It was a little nippy this morning in Roanoke, but let's not lose our heads over this. In spite of the wind, it did not get below zero. All the weather stations were screaming about wind chill and the dangers of frostbite.
I don't want to keep people from wrapping themselves up properly and especially from bringing their pets in on a cold night, but I think you might have to work a little in Roanoke to get frostbite.
I actually have a little experience in the matter of working outside in cold temperatures. Our farm Tay Ridge Angus was twenty miles north of Fredericton, New Brunswick in a small settlement called Tay Creek. The area was in the middle of a notorious cold belt which often got whacked with serious snow storms. When traveling, we could estimate the temperature back on the farm by listening for the temperature of the appropriately named, Caribou, Maine.
Both places got the benefit of cold air that was often super cooled by a trip down from the Arctic and across the frozen Canadian heartland. The difference between Canadian cold and Roanoke, Virginia cold is that the sun actually has an impact on the temperatures in Roanoke. You can go out in the morning completely bundled up for eight degrees Fahrenheit and by the afternoon the temperature could be thirty three degrees Fahrenheit as it is today, and you would have to shed some clothing.
But Canadian, Vermont, or Maine cold is different as I have often said. Often in the heart of winter the temperature drops from day to day. The high today might be eight with a low of four. Tomorrow the high is four with a low of minus ten. The next day the high is minus ten and the low minus twenty. It doesn't happen often but when it does, there is serious danger of frostbite if there is wind.
Most of the really cold temperatures that I saw in my seventeen years in Canada were accompanied by almost surprising calm. I'm sure Kevin Myatt has probably explained that in his weather blog in the Roanoke Times, but my guess is that radiational cooling has it best opportunity to work when the winds are calm.

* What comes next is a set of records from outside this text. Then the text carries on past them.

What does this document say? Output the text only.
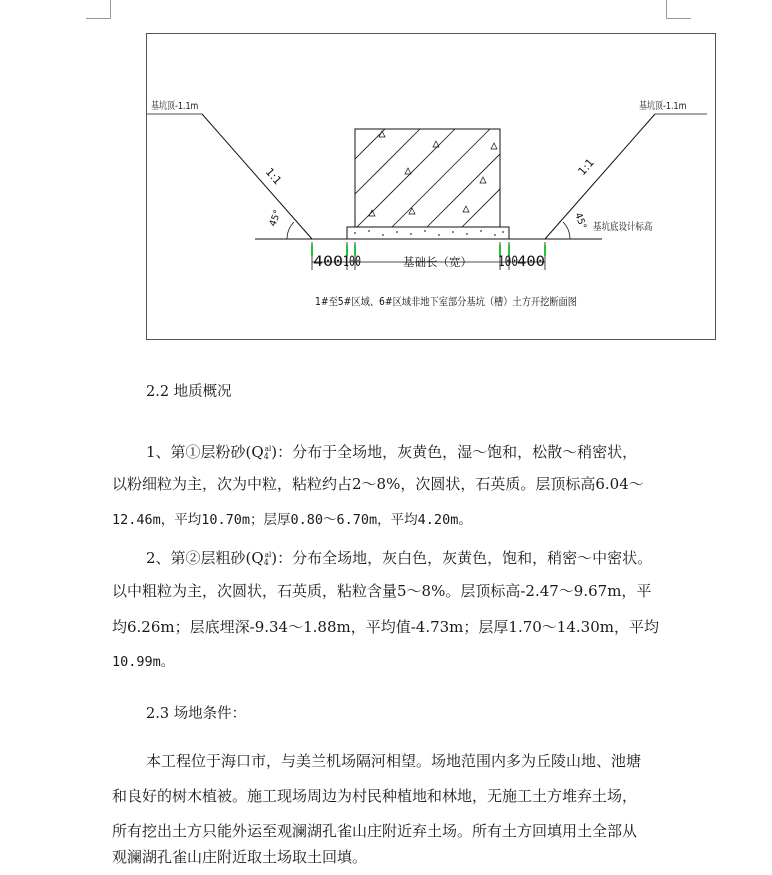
基坑顶-1.1m	基坑顶-1.1m
1:1	1:1
45°	45° 基坑底设计标高
400 100	基础长（宽） 100 400
1#至5#区域、6#区域非地下室部分基坑（槽）土方开挖断面图

2.2 地质概况

1、第①层粉砂$(Q_4^{al})$：分布于全场地，灰黄色，湿～饱和，松散～稍密状，

以粉细粒为主，次为中粒，粘粒约占2～8%，次圆状，石英质。层顶标高6.04～

12.46m，平均10.70m；层厚0.80～6.70m，平均4.20m。

2、第②层粗砂$(Q_4^{al})$：分布全场地，灰白色，灰黄色，饱和，稍密～中密状。

以中粗粒为主，次圆状，石英质，粘粒含量5～8%。层顶标高-2.47～9.67m，平

均6.26m；层底埋深-9.34～1.88m，平均值-4.73m；层厚1.70～14.30m，平均

10.99m。

2.3 场地条件：

本工程位于海口市，与美兰机场隔河相望。场地范围内多为丘陵山地、池塘

和良好的树木植被。施工现场周边为村民种植地和林地，无施工土方堆弃土场，

所有挖出土方只能外运至观澜湖孔雀山庄附近弃土场。所有土方回填用土全部从

观澜湖孔雀山庄附近取土场取土回填。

Unfortunately this calm isn't always the case. The coldest weather I ever saw was January 17, 1982. It is an easy date to remember since our youngest daughter was born then. We had just been hit with an extended period of that Canadian cold where the temperature drops each day for a couple of weeks. The temperature finally hit minus forty degrees Fahrenheit the morning that a horrendous blizzard struck. We got two to three feet of snow, but we also got thirty to forty miles per hour winds. For a while the very cold temperatures, the wind, and the snow all happened at the same time. In case you're interested in what kind of wind chill that equates, this NOAA calculator works well. Entering the estimates for when I went on my tractor ride that morning shows something like minus eighty degrees Fahrenheit on the calculator. Even there it takes five minutes or so for exposed flesh to get frostbite. Trust, me that morning it was pretty hard to find exposed anything on my body. I'm just glad nothing broke down, that day. There are plenty of unsubstantiated rumors that I have been known to work on equipment without gloves at twenty below zero as long as there was no wind, but minus forty and wind is a different ball of frozen wax.

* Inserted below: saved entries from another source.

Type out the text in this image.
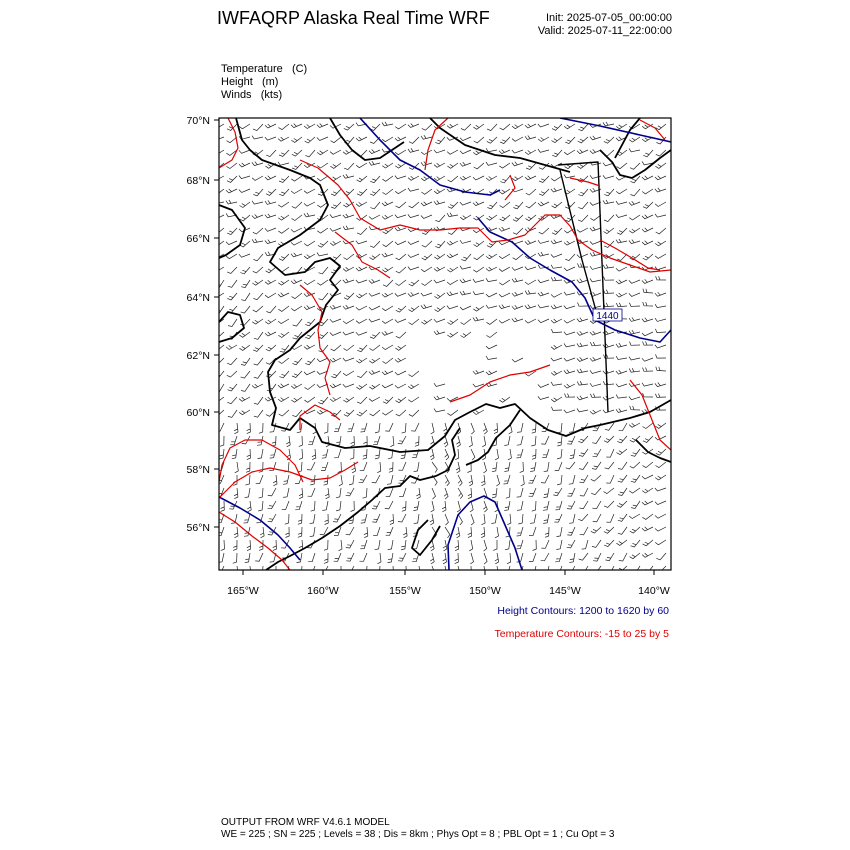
IWFAQRP Alaska Real Time WRF	Init: 2025-07-05_00:00:00
Valid: 2025-07-11_22:00:00
Temperature (C)
Height (m)
Winds (kts)
1440
70°N
68°N
66°N
64°N
62°N
60°N
58°N
56°N
165°W	160°W	155°W	150°W	145°W	140°W
Height Contours: 1200 to 1620 by 60
Temperature Contours: -15 to 25 by 5
OUTPUT FROM WRF V4.6.1 MODEL
WE = 225 ; SN = 225 ; Levels = 38 ; Dis = 8km ; Phys Opt = 8 ; PBL Opt = 1 ; Cu Opt = 3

Though I can't remember exactly that morning of January 17, 1982 since at minus forty you have a lot to worry about on a farm especially when your wife decides it is time to go to the hospital, my guess is that the snow brought some welcome warming to us. Of course the warming was probably to minus ten or something like that. I do know that I barely made it home from the hospital in a huge 4X4 pickup.
The next day the last portion of the road I traveled to get home had to be cleaned with a giant snow blower since they couldn't keep it from filling in with snow driven by the high winds. Trust me when a New Brunswick snow plow can't clear a road, there is some serious snow.
School eventually was canceled for a few days because the authorities were concerned that the kids might touch the power lines while playing on the snow banks.
I recently wrote a post on my Coastal NC blog about winter and some cold temperatures arriving. The interesting thing is that a couple of weeks earlier I had written an article, "Is Winter Finally Here?," which was published in the February Dropping Anchor Magazine where I predicted some cold weather at the end of January. I had used the NOAA and Accuweather forecasts to come up with the guess which turned out pretty accurate. We even had a little snow close to the coast not far from us the day the last snow storm missed Roanoke and hit Greensboro, Raleigh, and Charlotte.
I hear we have one to three inches of snow coming tonight. I don't
think I will worry too much. Weather makes great tales, and some of them are even true.
Fortunately unless you're forced to stay outside for very long periods of time, it doesn't get as dangerous here as it does in the north country. Still on a night like last night you could have ended up in serious trouble.
I for one don't miss Canadian cold. In fact I wouldn't mind missing some of this Roanoke cold by heading back to the coast which seems to be a lot warmer than here in the mountains. My site for coastal real estate shows at the bottom right that the Cape Carteret temperature is at 40 degrees Fahrenheit which is eight degrees warmer than it is in Roanoke.
Cape Carteret's low this morning was twenty one degrees Fahrenheit which is plenty cold for the coast, but it was a little warmer than the eight degrees I saw this morning.